En lugar de responder, Setalle le cogió el a’dam a Mat y toqueteó el plano brazalete segmentado que remataba un extremo de la plateada correa. El objeto estaba segmentado en su totalidad, pero tan bien encajado que resultaba imposible ver cómo se había hecho.
—Podríamos hacer una prueba.
—¿Una prueba? —inquirió Mat, y aquellos ojos avellanados le lanzaron una mirada fulminante.
—No todas las mujeres pueden ser sul’dam. Deberíais saber eso a estas alturas. Albergo esperanzas de que puedo, pero más vale que lo comprobemos ahora que en el último momento. —Mirando ceñuda al brazalete, que se resistía a abrirse, le dio vueltas en las manos—. ¿Sabéis cómo se abre esto? Ni siquiera veo por dónde se abre.
—Sí, será mejor que lo probemos ahora —contestó débilmente Mat.
Las únicas veces que había hablado con seanchan sobre sul’dam y damane había hecho preguntas discretas sobre cómo las utilizaban en la batalla. En ningún momento se le había ocurrido pensar cómo se elegían las sul’dam. Podía haber combatido contra ellas —aquellos antiguos recuerdos no le permitían dejar de pensar en cómo librar batallas— pero desde luego nunca había tenido intención de reclutar a ninguna.
Los cierres no tenían secretos para él, de modo que el brazalete no representaba ninguna dificultad.
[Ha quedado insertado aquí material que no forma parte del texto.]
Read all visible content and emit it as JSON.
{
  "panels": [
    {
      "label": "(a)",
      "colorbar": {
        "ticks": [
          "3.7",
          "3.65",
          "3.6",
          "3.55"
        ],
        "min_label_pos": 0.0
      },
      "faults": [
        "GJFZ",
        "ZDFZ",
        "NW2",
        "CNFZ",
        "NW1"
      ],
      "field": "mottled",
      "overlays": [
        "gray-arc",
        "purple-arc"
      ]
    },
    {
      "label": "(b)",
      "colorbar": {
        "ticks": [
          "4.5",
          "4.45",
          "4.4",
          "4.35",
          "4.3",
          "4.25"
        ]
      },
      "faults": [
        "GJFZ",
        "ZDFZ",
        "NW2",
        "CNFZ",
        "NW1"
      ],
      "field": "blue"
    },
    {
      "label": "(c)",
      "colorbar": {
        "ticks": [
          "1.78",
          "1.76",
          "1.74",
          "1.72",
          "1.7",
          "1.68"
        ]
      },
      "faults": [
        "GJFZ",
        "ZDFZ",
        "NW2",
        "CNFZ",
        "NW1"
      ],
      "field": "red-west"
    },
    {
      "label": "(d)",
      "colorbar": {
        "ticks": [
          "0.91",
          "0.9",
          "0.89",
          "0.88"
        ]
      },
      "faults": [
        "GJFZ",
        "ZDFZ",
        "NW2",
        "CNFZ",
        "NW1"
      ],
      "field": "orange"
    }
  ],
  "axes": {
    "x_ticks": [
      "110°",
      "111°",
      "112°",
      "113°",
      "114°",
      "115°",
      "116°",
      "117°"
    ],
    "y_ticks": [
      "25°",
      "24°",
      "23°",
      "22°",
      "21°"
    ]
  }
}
Sólo era cuestión de apretar en los puntos correctos, arriba y abajo, no exactamente en la parte opuesta a la correa. Podía hacerlo con una sola mano; el brazalete se abrió de golpe con un chasquido metálico. El collar era un poco más grueso, y requería que utilizase las dos manos. Puso los dedos sobre los puntos adecuados a ambos lados de donde iba unida la cadena, apretó, y luego giró y tiró mientras mantenía la presión. No ocurrió nada, que él viera, hasta que giró los dos lados en sentido contrario. Entonces se separaron justo al lado de la correa, con un chasquido más fuerte que el brazalete. Sencillo. Claro que deducirlo le había costado casi una hora, en palacio, incluso contando con la ayuda de Juilin. Aun así, nadie lo felicitó en la bodega; ¡ni siquiera cambiaron el gesto, como si hubiese hecho algo que cualquiera de ellos sabría hacer!
Setalle cerró el brazalete alrededor de su muñeca, recogió la correa en lazadas sobre el antebrazo y luego levantó el collar abierto. Joline lo miraba con repulsión, y apretó los puños.
—¿Quieres huir? —preguntó quedamente la posadera.
Al cabo de un momento, Joline se puso erguida y levantó la barbilla. Setalle cerró el collar alrededor de la garganta de la Aes Sedai con el mismo chasquido seco con el que se había abierto. Mat pensó que debía haberse equivocado al calcular el tamaño, porque le encajaba perfectamente sobre el cuello alto del vestido. Los labios de Joline se crisparon, nada más, pero Mat casi pudo sentir cómo Blaeric y Fen se ponían tensos a su espalda. Contuvo el aliento.
Pegadas la una a la otra, las dos mujeres dieron un corto paso, al lado de Mat, y éste empezó a respirar. Joline frunció el entrecejo en un gesto inseguro. Entonces dieron un segundo paso.
La Aes Sedai lanzó un grito y cayó al suelo, retorciéndose de dolor. No emitía palabras, sólo gemidos cada vez más fuertes. Se encogió, haciéndose un ovillo, sus brazos, piernas e incluso dedos retorcidos en ángulos extraños.
Setalle se arrodilló en el suelo tan pronto como Joline cayó, y tendió las manos hacia el collar, pero no fue tan rápida como Blaeric y Fen, aunque lo que hicieron los hombres resultó chocante. Arrodillado, Blaeric levantó a la gemebunda Joline y la estrechó contra su pecho mientras empezaba —¡nada menos!— a darle masajes en el cuello. Fen hacía lo mismo en sus brazos. El collar se soltó, y Setalle se sentó sobre los talones, pero Joline continuó sufriendo sacudidas y sollozando, y sus Guardianes continuaron dándole masajes como si intentaran aliviarle unos calambres. Y lanzaron frías miradas a Mat, como si todo fuese culpa de él.
Contemplando todo su estupendo plan hecho pedazos, Mat apenas se fijó en ellos. No sabía qué hacer ni por dónde empezar. Tylin podía estar de vuelta dentro de dos días, y estaba convencido de que tenía que marcharse antes de que regresara. Se acercó a Setalle y le palmeó suavemente el hombro.
—Decidle que intentaremos otra cosa —murmuró. Pero ¿qué? Obviamente tenía que ser una mujer con las habilidades de una sul’dam la que manejase el a’dam.
La posadera lo alcanzó en la oscuridad, al pie de la escalera que subía a la cocina, mientras él recogía el sombrero y la capa; una capa gruesa, de paño liso, sin bordados. Un hombre podía arreglarse muy bien sin bordados; él, desde luego, no los echaba en falta. ¡Ni todas esas puntillas! ¡Pues claro que no!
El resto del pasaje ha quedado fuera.